Anna tells me there is no deliberate message in her work though one may emerge as it develops. Indeed some of the best art is produced when the artist doesn't think about it too much.
I like this enigmatic quality Anna brings to her work. This piece is about four feet square, pastel and other wet media on thick tinted paper. See more of her work on her website.

Sunday, November 09, 2008

Student Work at CyCA

Setareh Aliahmadi is a first year BA student from Iran and studying at CyCA in Larnaka. This is a portrait she painted of a Greek Orthodox Priest up in the Trodos Hills. What struck me is the standard of this work. I think she could go far. The work is about four feet tall so is just about life-size.

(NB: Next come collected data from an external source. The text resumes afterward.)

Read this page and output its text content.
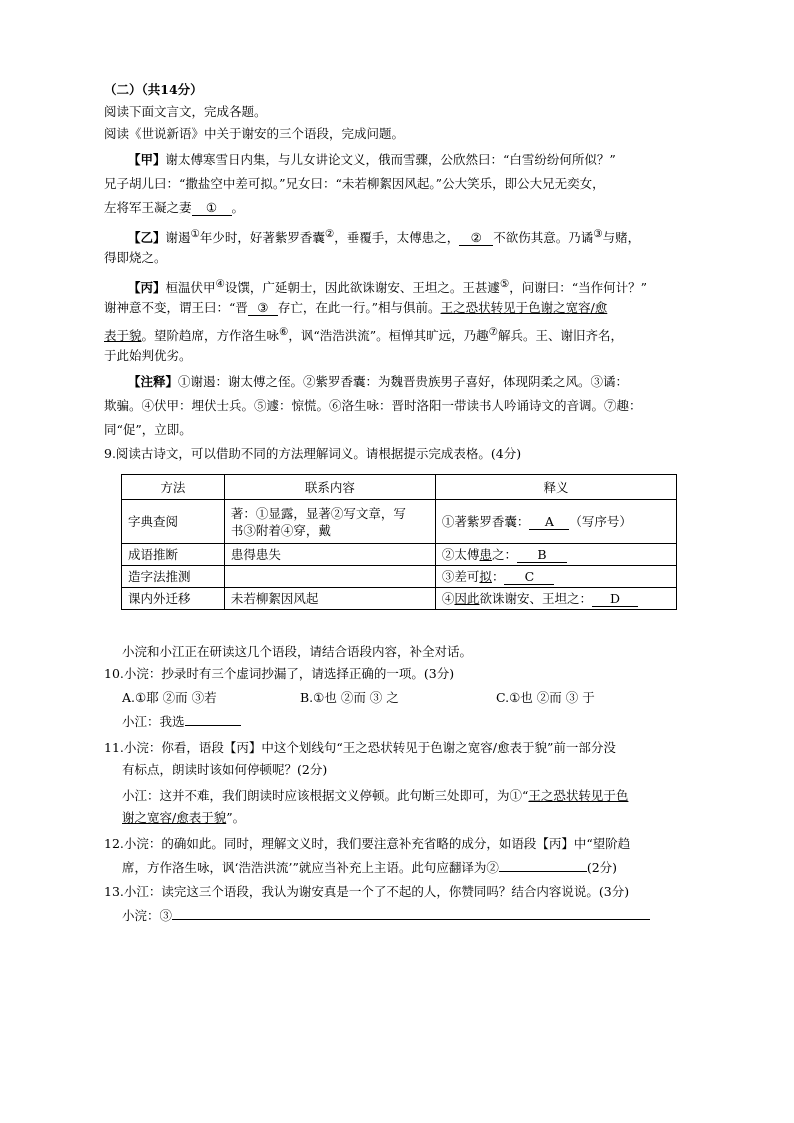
（二）（共14分）
阅读下面文言文，完成各题。
阅读《世说新语》中关于谢安的三个语段，完成问题。
【甲】谢太傅寒雪日内集，与儿女讲论文义，俄而雪骤，公欣然曰：“白雪纷纷何所似？”
兄子胡儿曰：“撒盐空中差可拟。”兄女曰：“未若柳絮因风起。”公大笑乐，即公大兄无奕女，
左将军王凝之妻 ① 。
【乙】谢遏①年少时，好著紫罗香囊②，垂覆手，太傅患之， ② 不欲伤其意。乃谲③与赌，
得即烧之。
【丙】桓温伏甲④设馔，广延朝士，因此欲诛谢安、王坦之。王甚遽⑤，问谢曰：“当作何计？”
谢神意不变，谓王曰：“晋 ③ 存亡，在此一行。”相与俱前。王之恐状转见于色谢之宽容/愈
表于貌。望阶趋席，方作洛生咏⑥，讽“浩浩洪流”。桓惮其旷远，乃趣⑦解兵。王、谢旧齐名，
于此始判优劣。
【注释】①谢遏：谢太傅之侄。②紫罗香囊：为魏晋贵族男子喜好，体现阴柔之风。③谲：
欺骗。④伏甲：埋伏士兵。⑤遽：惊慌。⑥洛生咏：晋时洛阳一带读书人吟诵诗文的音调。⑦趣：
同“促”，立即。
9.阅读古诗文，可以借助不同的方法理解词义。请根据提示完成表格。(4分)
方法	联系内容	释义
字典查阅	著：①显露，显著②写文章，写
书③附着④穿，戴	①著紫罗香囊： A （写序号）
成语推断	患得患失	②太傅患之： B
造字法推测		③差可拟： C
课内外迁移	未若柳絮因风起	④因此欲诛谢安、王坦之： D
小浣和小江正在研读这几个语段，请结合语段内容，补全对话。
10.小浣：抄录时有三个虚词抄漏了，请选择正确的一项。(3分)
A.①耶 ②而 ③若	B.①也 ②而 ③ 之	C.①也 ②而 ③ 于
小江：我选
11.小浣：你看，语段【丙】中这个划线句“王之恐状转见于色谢之宽容/愈表于貌”前一部分没
有标点，朗读时该如何停顿呢？(2分)
小江：这并不难，我们朗读时应该根据文义停顿。此句断三处即可，为①“王之恐状转见于色
谢之宽容/愈表于貌”。
12.小浣：的确如此。同时，理解文义时，我们要注意补充省略的成分，如语段【丙】中“望阶趋
席，方作洛生咏，讽‘浩浩洪流’”就应当补充上主语。此句应翻译为②	(2分)
13.小江：读完这三个语段，我认为谢安真是一个了不起的人，你赞同吗？结合内容说说。(3分)
小浣：③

Saturday, November 08, 2008


The breakers here have formed an amphitheatre around a slightly raised sandbank. I painted this just before I left for Cyprus last September. This picture has a Cyprus connection; it is of a small stretch of beach midway between Pafos and Coral Bay. This is an area of coastline made up of low lying cliffs and several small coves. The cliffs are never more than say, 3 metres or ten feet high so this is no Cornwall. What is interesting though, is how rough the sea is on this western tip of the Island compared to Larnaca where is can be as flat as a millpond.
This painting is A3 (30 x 42 cm) size, gouache on 300 gsm cartridge.
These postings have been a bit infrequent of late but I'll try to rectify this even if its just to show some art. I intend to show the work of one or two Cypriot artists.